We rely on an external health checking service; but it can take time to get the phone call, get out of bed, restart the web server and fix the problem — the whole time your client is seeing a 500 error message or getting nothing at all. The best solution is to stop answering pings when any of the above situations happens or when the database goes down or when your app starts spewing errors. The quicker the server stops answering pings, the quicker the load balancer will redirect traffic to the next server, then the next, then eventually a nice, clean error page until we get the problem fixed.

Scripts

I've written three scripts in bash which accomplish this on later versions of Ubuntu (I believe > version 7 or whenever the Ubuntu Firewall was introduced). The first two: block-pings and allow-pings do just what they say. The third, www-check, attempts to connect to its own web server and scans for a string of your choice. If it finds it, it executes allow-pings. If it cant connect, or it doesnt find the string, it calls block-pings.

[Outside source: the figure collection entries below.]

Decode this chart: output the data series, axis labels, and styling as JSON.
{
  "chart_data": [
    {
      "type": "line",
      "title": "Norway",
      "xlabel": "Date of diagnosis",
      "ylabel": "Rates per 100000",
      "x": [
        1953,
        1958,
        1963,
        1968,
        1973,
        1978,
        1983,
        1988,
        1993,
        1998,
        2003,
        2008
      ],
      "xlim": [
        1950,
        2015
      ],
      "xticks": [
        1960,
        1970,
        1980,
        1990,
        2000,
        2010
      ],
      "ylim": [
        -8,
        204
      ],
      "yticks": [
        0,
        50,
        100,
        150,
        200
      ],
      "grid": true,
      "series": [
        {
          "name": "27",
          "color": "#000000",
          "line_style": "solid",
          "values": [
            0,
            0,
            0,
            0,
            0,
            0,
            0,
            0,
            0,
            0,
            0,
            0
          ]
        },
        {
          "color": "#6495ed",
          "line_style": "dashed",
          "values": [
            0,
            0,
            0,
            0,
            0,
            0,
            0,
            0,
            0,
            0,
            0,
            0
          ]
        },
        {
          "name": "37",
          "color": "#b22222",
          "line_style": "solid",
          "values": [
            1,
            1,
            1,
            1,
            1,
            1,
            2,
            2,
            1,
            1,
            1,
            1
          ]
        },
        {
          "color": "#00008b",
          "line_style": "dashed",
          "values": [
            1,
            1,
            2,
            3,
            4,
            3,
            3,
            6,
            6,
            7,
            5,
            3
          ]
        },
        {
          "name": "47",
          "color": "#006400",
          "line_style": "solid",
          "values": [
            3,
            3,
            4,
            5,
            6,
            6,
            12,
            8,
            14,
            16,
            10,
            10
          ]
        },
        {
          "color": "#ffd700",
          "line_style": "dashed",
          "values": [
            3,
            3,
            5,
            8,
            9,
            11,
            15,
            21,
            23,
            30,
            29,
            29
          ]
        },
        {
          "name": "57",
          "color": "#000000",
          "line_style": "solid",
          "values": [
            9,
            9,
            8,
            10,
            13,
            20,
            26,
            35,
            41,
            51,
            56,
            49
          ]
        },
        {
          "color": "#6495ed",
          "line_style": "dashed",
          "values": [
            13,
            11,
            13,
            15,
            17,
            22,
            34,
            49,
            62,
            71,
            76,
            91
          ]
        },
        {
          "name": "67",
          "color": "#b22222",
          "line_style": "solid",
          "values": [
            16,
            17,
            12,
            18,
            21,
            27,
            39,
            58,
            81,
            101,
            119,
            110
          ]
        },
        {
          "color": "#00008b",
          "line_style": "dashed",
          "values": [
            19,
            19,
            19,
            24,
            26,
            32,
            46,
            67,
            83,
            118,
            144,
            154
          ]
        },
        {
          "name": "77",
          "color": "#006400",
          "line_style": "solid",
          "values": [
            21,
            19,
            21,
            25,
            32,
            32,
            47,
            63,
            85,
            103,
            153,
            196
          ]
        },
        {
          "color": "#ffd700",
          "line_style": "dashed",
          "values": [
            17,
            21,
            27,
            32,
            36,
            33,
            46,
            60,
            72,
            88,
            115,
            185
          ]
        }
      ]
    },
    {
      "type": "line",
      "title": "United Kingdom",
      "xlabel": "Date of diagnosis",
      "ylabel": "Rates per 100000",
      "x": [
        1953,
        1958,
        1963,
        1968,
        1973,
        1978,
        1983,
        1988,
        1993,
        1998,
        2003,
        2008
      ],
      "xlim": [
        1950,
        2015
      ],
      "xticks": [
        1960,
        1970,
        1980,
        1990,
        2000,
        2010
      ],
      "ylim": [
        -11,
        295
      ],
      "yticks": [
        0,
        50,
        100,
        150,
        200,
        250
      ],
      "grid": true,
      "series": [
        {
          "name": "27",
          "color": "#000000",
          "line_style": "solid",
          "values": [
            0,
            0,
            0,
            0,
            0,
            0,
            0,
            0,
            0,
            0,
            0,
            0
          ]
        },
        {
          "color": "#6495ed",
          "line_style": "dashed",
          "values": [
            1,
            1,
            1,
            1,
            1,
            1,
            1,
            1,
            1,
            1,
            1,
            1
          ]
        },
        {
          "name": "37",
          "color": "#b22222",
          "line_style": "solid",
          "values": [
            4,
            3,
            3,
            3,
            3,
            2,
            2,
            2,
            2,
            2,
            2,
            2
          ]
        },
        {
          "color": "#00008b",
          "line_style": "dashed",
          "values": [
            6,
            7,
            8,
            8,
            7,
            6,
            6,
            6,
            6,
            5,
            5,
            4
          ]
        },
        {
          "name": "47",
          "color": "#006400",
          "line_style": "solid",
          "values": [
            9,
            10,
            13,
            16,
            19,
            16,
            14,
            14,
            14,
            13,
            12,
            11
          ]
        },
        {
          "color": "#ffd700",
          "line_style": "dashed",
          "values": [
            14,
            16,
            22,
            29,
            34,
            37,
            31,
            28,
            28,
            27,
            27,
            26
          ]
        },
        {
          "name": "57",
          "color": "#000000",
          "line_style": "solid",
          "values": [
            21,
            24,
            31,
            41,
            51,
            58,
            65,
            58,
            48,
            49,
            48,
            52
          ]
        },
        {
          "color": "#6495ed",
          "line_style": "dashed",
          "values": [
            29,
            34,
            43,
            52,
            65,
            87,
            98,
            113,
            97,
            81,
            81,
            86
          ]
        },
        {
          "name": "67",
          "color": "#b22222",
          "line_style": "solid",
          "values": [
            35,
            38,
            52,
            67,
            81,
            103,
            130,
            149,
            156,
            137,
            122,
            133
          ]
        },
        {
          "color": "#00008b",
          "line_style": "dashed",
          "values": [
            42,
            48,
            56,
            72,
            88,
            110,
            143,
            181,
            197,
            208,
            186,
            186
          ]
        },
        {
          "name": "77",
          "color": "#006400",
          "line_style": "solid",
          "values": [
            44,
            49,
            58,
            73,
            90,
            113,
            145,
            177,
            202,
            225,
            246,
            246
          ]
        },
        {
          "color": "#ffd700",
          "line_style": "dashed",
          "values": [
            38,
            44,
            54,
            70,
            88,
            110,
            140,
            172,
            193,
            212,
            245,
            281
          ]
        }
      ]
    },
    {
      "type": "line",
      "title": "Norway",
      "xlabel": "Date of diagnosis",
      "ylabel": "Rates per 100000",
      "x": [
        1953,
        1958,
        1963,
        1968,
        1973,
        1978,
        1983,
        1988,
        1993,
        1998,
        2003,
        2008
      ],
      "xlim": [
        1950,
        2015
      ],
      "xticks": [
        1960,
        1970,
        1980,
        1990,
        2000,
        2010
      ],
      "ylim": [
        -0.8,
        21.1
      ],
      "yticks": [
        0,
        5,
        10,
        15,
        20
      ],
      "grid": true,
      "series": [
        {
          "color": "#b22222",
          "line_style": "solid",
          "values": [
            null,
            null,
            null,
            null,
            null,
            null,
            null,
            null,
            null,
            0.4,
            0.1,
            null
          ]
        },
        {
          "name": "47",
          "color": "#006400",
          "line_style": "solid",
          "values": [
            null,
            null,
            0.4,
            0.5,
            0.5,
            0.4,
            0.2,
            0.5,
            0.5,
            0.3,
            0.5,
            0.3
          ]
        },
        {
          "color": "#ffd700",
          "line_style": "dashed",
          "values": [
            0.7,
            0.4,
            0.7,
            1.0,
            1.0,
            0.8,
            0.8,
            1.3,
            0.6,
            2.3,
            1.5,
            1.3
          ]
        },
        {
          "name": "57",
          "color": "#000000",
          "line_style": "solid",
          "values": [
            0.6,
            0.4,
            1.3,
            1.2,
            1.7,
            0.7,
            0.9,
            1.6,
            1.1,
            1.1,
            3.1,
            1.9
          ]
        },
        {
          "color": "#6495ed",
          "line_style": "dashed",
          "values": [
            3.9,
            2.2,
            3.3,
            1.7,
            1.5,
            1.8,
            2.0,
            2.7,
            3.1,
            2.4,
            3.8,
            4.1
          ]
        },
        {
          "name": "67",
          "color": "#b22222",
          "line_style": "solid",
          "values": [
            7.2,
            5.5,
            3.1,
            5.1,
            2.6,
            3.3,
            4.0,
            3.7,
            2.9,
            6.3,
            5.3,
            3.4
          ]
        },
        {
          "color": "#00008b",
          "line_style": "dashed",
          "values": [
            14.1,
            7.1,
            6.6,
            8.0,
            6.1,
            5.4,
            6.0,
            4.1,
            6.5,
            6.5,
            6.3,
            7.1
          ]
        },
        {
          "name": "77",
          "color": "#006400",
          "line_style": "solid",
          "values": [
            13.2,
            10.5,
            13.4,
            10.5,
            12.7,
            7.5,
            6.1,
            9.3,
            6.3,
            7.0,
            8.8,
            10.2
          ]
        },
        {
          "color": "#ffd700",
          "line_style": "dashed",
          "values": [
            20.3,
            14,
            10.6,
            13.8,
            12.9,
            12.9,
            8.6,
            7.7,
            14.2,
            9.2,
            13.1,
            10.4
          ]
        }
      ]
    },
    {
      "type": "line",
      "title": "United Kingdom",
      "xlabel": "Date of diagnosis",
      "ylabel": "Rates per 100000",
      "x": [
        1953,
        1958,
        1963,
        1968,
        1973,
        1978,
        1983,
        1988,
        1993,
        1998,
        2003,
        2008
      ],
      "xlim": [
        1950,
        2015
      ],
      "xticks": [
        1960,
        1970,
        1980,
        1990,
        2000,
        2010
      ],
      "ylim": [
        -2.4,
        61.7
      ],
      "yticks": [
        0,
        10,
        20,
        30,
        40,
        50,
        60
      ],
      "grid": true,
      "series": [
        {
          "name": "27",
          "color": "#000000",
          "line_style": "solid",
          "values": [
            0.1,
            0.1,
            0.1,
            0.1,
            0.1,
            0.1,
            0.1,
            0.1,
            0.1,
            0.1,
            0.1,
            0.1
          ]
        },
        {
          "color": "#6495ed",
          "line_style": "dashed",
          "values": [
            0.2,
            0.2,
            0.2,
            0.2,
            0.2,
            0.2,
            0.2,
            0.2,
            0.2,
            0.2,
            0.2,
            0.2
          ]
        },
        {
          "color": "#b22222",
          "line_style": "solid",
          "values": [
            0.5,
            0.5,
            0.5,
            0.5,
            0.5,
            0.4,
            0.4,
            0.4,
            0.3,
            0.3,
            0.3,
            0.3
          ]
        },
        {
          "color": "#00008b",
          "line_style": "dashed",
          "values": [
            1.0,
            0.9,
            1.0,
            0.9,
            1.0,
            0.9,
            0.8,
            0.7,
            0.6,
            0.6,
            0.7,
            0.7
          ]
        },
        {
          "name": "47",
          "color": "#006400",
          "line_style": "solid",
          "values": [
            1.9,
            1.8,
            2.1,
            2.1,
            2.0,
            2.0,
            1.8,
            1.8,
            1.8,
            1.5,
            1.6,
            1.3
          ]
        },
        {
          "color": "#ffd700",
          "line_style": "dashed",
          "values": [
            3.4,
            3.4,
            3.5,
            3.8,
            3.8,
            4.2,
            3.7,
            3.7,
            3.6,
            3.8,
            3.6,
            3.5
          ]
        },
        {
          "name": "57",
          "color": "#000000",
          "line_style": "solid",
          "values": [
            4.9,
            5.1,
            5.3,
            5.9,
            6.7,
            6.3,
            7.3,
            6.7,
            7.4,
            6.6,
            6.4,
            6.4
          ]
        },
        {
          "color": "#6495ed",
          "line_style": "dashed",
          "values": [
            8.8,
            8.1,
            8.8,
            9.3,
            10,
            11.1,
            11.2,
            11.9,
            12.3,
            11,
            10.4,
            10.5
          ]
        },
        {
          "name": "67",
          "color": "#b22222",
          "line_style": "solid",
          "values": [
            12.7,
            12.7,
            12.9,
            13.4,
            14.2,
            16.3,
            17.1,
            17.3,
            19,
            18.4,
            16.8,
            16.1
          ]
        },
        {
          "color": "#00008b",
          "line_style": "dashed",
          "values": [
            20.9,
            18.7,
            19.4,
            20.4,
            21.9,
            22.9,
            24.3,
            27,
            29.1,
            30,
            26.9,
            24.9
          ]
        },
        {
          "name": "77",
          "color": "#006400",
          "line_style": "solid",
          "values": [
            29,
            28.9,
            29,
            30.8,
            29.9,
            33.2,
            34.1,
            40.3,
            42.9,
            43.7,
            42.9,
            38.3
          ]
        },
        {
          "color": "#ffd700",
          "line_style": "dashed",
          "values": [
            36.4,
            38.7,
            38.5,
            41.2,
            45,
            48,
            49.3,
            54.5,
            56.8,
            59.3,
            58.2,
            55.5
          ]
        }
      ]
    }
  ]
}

Here are the first two scripts, tested in Ubuntu 10.04:

block-pings


#!/usr/bin/env bash

if [ ! $('whoami') = 'root' ]; then
    echo "This script must be run by root."
    exit 1
fi

UFW_BEFORE_RULES="/etc/ufw/before.rules"

/bin/grep "icmp-type echo-request -j ACCEPT" $UFW_BEFORE_RULES > /dev/null 2>&1
if [ $? -ne 0 ]; then
    exit 0
fi

/bin/sed -r -i "s/(icmp-type echo-request -j) ACCEPT\\s*$/\1 DROP/" $UFW_BEFORE_RULES 2>/dev/null
if [ $? -ne 0 ]; then
    echo "Failed to update $UFW_BEFORE_RULES."
    exit 1
fi

/etc/init.d/ufw restart > /dev/null 2>&1
if [ $? -ne 0 ]; then
    echo "Failed to restart ufw."
    exit 1
fi

echo "ICMP ping requests are now being blocked."

exit 0

allow-pings


#!/usr/bin/env bash

if [ ! $('whoami') = 'root' ]; then
    echo "This script must be run by root."
    exit 1
fi

UFW_BEFORE_RULES="/etc/ufw/before.rules"

/bin/grep "icmp-type echo-request -j DROP" $UFW_BEFORE_RULES > /dev/null 2>&1
if [ $? -ne 0 ]; then
    exit 0
fi

/bin/sed -r -i "s/(icmp-type echo-request -j) DROP\\s*$/\1 ACCEPT/" $UFW_BEFORE_RULES 2>/dev/null
if [ $? -ne 0 ]; then
    echo "Failed to update $UFW_BEFORE_RULES."
    exit 1
fi

/etc/init.d/ufw restart > /dev/null 2>&1
if [ $? -ne 0 ]; then
    echo "Failed to restart ufw."
    exit 1
fi

echo "ICMP ping requests are now allowed."

exit 0

www-check


#/usr/bin/env bash

TMP_FILE="/tmp/www-check.tmp"

if [ $# -ne 3 ]; then
    echo "Syntax: www-check [url] [string to check] (ping|yell|exit)"
    exit 1
fi

/bin/touch $TMP_FILE
/usr/bin/wget -T 4 -O - "$1" > $TMP_FILE 2>/dev/null
/bin/grep "$2" $TMP_FILE >/dev/null 2>&1

if [ $? -ne 0 ]; then
    case "$3" in
        ping)
            /usr/local/bin/block-pings;
            exit $?;
        ;;
        yell)
            /bin/echo "$1 is DOWN.";
            exit 1;
        ;;
        *)
            exit 1;
        ;;
    esac
else
    case "$3" in
        ping)
            /usr/local/bin/allow-pings;
            exit $?;
        ;;
        yell)
            /bin/echo "$1 is UP.';
            exit 0;
        ;;
        *)
            exit 0;
        ;;
    esac
fi

Installation

Now, either run www-check in a looping script or install it in the crontab like so:


* * * * * /usr/local/bin/www-check “http://www.mywebsite.com” “Welcome to my Site” ping

Every minute, the server will health check itself and block pings if the test string isnt found, an HTTP connection cant be made, or if the request times out. When the server comes back online, it answers the pings again!